Мало того, что Ефимия изменяла, она умудрилась ещё и забеременеть неизвестно от кого.

 

В 1113  году, через год после свадьбы, Коломан отсылает супругу назад отцу, обвинив Ефимию в многочисленных изменах с мужчинами и плюс к тому в «сафических наклонностях».

Так в те времена называлась лесбийская любовь. По имени знаменитой античной лесбиянки – поэтессы Сафо, жившей в 5 веке до нашей эры как раз на Лесбосе и своими сексуальными наклонностями прославившей имя этого острова.
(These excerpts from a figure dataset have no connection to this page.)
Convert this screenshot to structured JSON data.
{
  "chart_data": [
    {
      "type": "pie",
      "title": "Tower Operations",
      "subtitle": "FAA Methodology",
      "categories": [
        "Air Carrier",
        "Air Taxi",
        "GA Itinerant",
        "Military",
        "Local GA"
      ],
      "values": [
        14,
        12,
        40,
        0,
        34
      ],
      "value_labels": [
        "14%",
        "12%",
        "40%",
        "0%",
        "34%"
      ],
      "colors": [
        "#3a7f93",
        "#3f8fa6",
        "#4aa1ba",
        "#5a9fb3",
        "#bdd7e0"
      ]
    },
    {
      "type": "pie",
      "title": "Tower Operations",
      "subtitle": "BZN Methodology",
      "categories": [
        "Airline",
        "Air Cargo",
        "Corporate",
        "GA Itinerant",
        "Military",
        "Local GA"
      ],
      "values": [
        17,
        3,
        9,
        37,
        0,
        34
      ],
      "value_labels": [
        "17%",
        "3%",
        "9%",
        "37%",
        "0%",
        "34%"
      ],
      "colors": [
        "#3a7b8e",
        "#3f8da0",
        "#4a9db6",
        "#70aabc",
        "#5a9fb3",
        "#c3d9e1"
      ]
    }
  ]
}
Именно благодаря Сафо слово «лесбиянка» с античных времён и до наших дней означает совсем не «жительница острова Лесбос»

 

Вот и Ефимия на Лесбосе сроду не была, а поди ж ты.

Вообщем год у молодой женщины получился бурным. По возвращении домой она родила сына и назвала Борис. В историю он вошёл как Борис Конрад. В венгерскую историю, не в русскую.

На Руси им никто никогда не интересовался. Очевидно, слухи о любовных похождениях Ефимии при венгерском дворе достигли Руси и были достаточно достоверными.

Потому, что ни Мономах, ни, после его смерти, Мономашичи знать этого Бориса не желали и ни в чём не помогали.

А помощи он хотел в восхождении на Венгерский престол. Борис, почему то, полагал себя законным наследником.

 

не обижайте ближнего

 

Его жизни хватило бы на несколько романов. Давайте посмотрим на её вкратце.

Повзрослев, Борис едет в Константинополь, просить помощи у базилевса. Базилевс Иоанн принял его ласково. Выдал за Бориса свою дочь, но помочь войсками не смог. Шла тяжёлая война в Малой Азии.

Вместо этого Иоанн договорился о с Польшей о помощи Борису.

В 1132 году польское войско вторгается в Венгрию. Венгры бьют и прогоняют поляков.

Борис бежит в Германию и просит о помощи Императора.

Германские войска вторгаются в Венгрию. Венгры бьют и прогоняют немцев.

Борис бежит в Австрию и просит о помощи там. Дальше вы уже, наверно, догадались. Ну конечно, австрийцы вторгаются в Венгрию. Венгры бьют и прогоняют австрийцев.

Борис бежит во Францию. И вот тут у него произошла осечка.

Помощи от французов он не получил. Во первых во Франции практически никто не знал где находится Венгрия и, что это вообще такое.

Во вторых французский король Людовик Седьмой был такой король, какому самому бы впору по Европе бегать и помощи искать.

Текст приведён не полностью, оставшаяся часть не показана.